Break Shot (ブレイクショット, Bureiku Shotto) is a Japanese manga series written and illustrated by Takeshi Maekawa. It was serialized in Kodansha's shōnen manga magazine Weekly Shōnen Magazine from 1987 to 1990, with its chapters collected in sixteen tankōbon volumes.

==Plot==
Shinsuke Oda, the sole member of his high school's billiards club, is a gifted player specializing in jump shots. He competes to save his club from disbandment and impress student council president Asako Hayakawa. After securing official recognition for the club, he faces stronger opponents like elite player Ryoji Kano, progressing from school tournaments to professional competitions while honing his skills.

==Characters==
- Shinsuke Oda (織田 信介, Oda Shinsuke)
Shinsuke is a high school student deeply passionate about pool and the sole member of his school's pool club. Highly focused and naturally skilled, he demonstrates exceptional talent during matches, often devising inventive techniques to overcome challenging situations. His signature move is the jump shot, though he later incorporates a wider range of unconventional and advanced techniques into his playstyle.

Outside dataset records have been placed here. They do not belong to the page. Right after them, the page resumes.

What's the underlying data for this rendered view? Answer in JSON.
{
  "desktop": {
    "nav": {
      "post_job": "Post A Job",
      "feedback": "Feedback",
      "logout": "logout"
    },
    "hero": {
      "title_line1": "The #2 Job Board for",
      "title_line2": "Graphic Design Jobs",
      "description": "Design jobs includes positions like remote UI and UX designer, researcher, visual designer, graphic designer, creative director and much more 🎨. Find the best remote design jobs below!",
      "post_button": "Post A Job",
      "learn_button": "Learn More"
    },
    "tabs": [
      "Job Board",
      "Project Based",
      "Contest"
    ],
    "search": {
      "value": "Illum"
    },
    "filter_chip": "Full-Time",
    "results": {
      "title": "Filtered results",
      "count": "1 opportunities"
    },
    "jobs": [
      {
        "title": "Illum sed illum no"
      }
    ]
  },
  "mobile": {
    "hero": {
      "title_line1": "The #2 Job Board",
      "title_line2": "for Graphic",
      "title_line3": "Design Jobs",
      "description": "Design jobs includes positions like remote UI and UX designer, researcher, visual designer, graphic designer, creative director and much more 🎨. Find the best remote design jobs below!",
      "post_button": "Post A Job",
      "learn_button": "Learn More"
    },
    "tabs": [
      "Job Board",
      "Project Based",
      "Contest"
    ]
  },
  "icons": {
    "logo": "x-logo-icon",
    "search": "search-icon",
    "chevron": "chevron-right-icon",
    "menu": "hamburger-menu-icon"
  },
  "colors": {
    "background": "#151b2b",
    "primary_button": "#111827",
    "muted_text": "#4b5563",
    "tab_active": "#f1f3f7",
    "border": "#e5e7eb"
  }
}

- Asako Hayakawa (早川 麻子, Hayakawa Asako)
Asako is the student body president at Shinsuke's high school. Initially tasked with disbanding the underfunded and understaffed pool club, she changes her mind after witnessing Shinsuke's exceptional skill. Impressed, she not only allows the club to remain active but also joins as a member.

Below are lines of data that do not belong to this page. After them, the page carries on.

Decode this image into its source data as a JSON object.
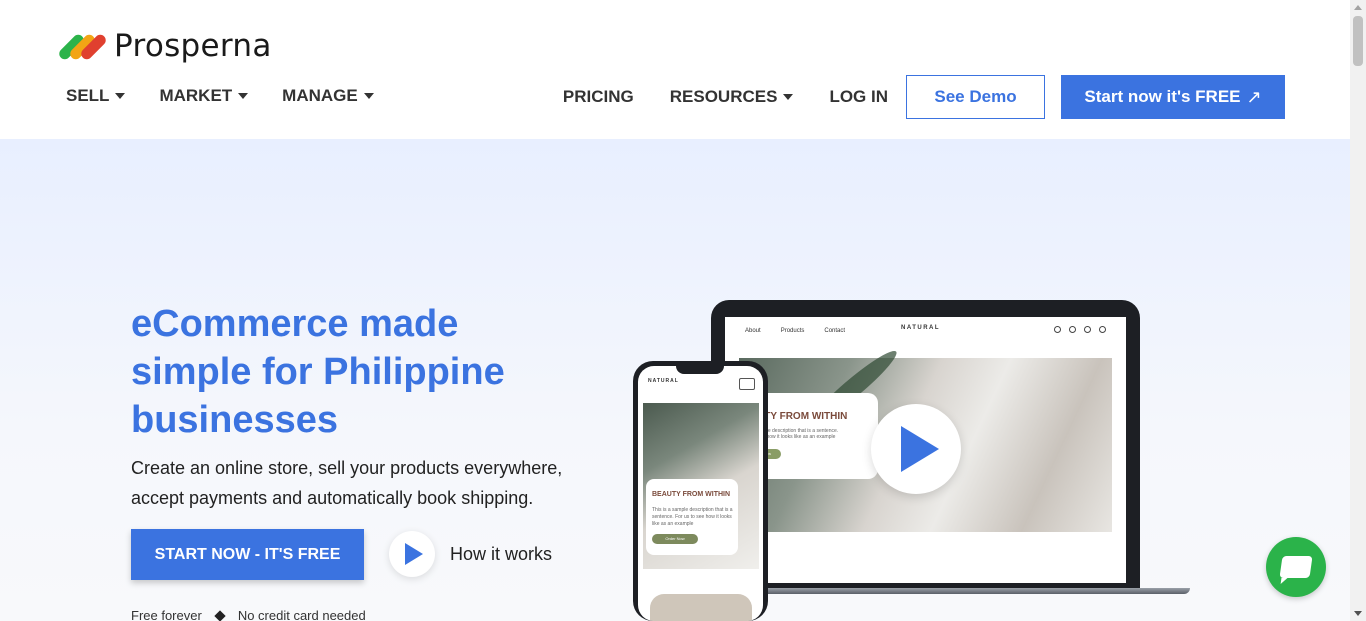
{
  "brand": {
    "name": "Prosperna",
    "logo_colors": [
      "#2bb34a",
      "#f2a515",
      "#e0402f"
    ]
  },
  "nav": {
    "left": [
      {
        "label": "SELL",
        "icon": "caret-down-icon"
      },
      {
        "label": "MARKET",
        "icon": "caret-down-icon"
      },
      {
        "label": "MANAGE",
        "icon": "caret-down-icon"
      }
    ],
    "pricing": "PRICING",
    "resources": "RESOURCES",
    "login": "LOG IN",
    "see_demo": "See Demo",
    "start_free": "Start now it's FREE",
    "start_free_icon": "arrow-up-right-icon"
  },
  "hero": {
    "title": "eCommerce made simple for Philippine businesses",
    "subtitle": "Create an online store, sell your products everywhere, accept payments and automatically book shipping.",
    "cta": "START NOW - IT'S FREE",
    "how_it_works": "How it works",
    "note_left": "Free forever",
    "note_right": "No credit card needed"
  },
  "mockup": {
    "laptop_nav": [
      "About",
      "Products",
      "Contact"
    ],
    "brand": "NATURAL",
    "laptop_card_title": "UTY FROM WITHIN",
    "laptop_card_desc": "ample description that is a sentence. see how it looks like as an example",
    "laptop_card_button": "Now",
    "phone_brand": "NATURAL",
    "phone_card_title": "BEAUTY FROM WITHIN",
    "phone_card_desc": "This is a sample description that is a sentence. For us to see how it looks like as an example",
    "phone_card_button": "Order Now"
  },
  "colors": {
    "accent": "#3b73e0",
    "hero_bg": "#e8efff",
    "chat": "#2bb34a"
  }
}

- Ryoji Kano (加納 涼二, Kanō Ryōji)
Ryoji is one of Japan's top billiards players, renowned as "Three Moves Ryoji" for consistently defeating opponents in just three moves. Though naturally left-handed, he plays with equal skill using his right hand. His signature technique, the "shotgun shot", involves striking the cue ball with such force that it shatters upon impact, using the fragments to strike surrounding balls.
- Minoru Aono (青野 実, Aono Minoru)
Minoru is another of Shinsuke's associates, who specializes in precise backspin shots that return the cue ball to the table's center. This technique consistently positions him for optimal follow-up shots.

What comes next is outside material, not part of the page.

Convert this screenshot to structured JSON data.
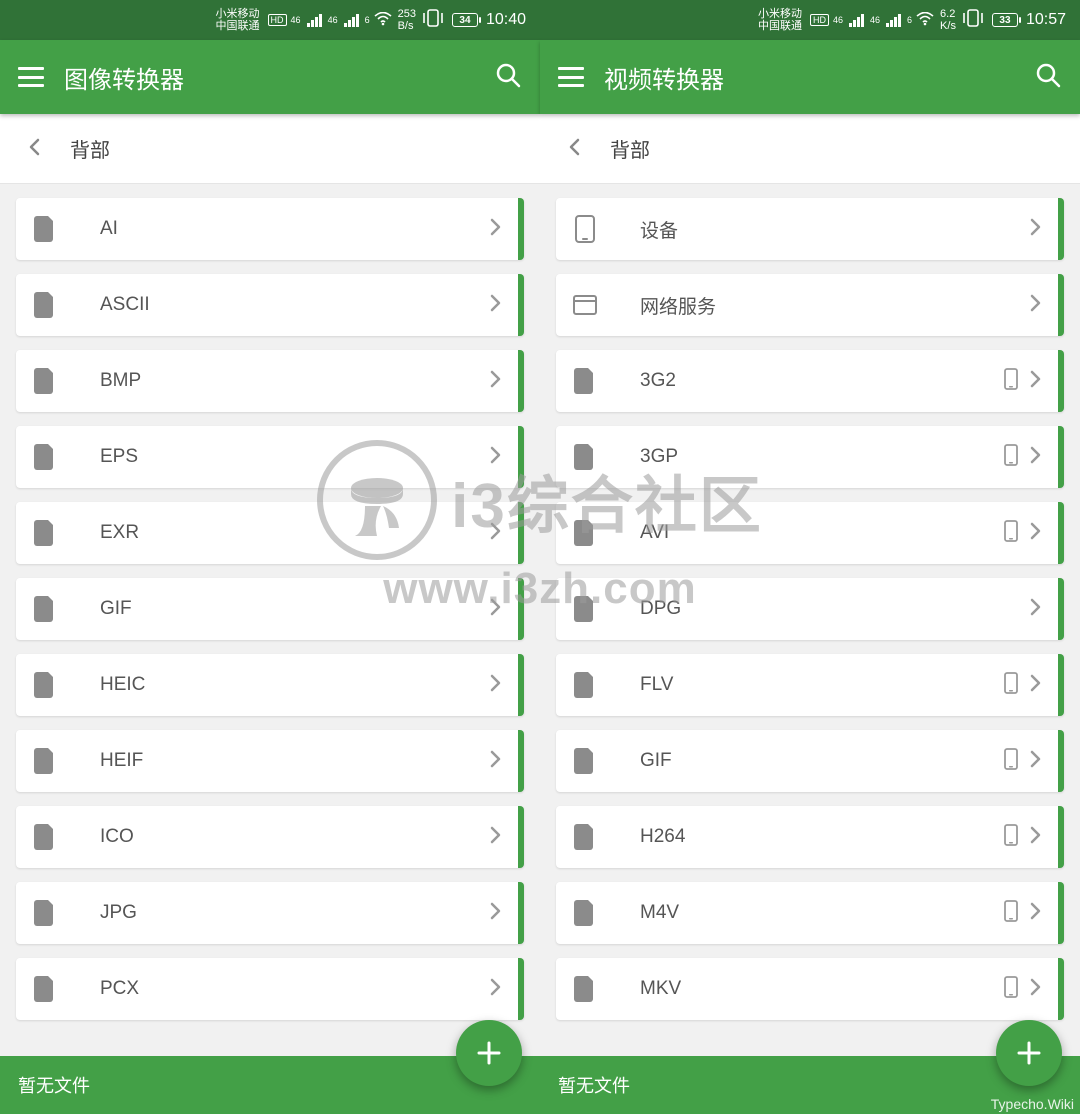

- Tsuyoshi Ogaki (大垣 強, Ōgaki Tsuyoshi)
Tsuyoshi is another associate Shinsuke met during his first tournament. He specializes in an overpowered massé shot that creates dramatic chain reactions. While the technique generates impressive angled caroms, its raw power comes at the cost of precision compared to professional standards.
- Jeffery Boid (ジェフリー・ボイド, Jefurī Boido)
Jeffery is the primary rival in the Japan-U.S. high school tournament held in Hawaii. His playing style features advanced techniques that manipulate spin and air currents to execute seemingly impossible shots. The speed and precision of his approach challenge conventional pool strategies.

==Publication==
Written and illustrated by Takeshi Maekawa, Break Shot was serialized in Kodansha's shōnen manga magazine Weekly Shōnen Magazine from June 17, 1987, to June 27, 1990. Kodansha collected its chapters in sixteen tankōbon volumes, released from November 13, 1987, to August 11, 1990.

==Reception==
Carlo Santos of Anime News Network praised Break Shot for its dynamic visuals and exhilarating trick shots, which elevate billiards into an action-packed spectacle. However, he criticized its weak character development, underutilized supporting cast, and excessive focus on technical gameplay at the expense of storytelling depth. While entertaining, he concluded that the series falls short of being a standout sports manga.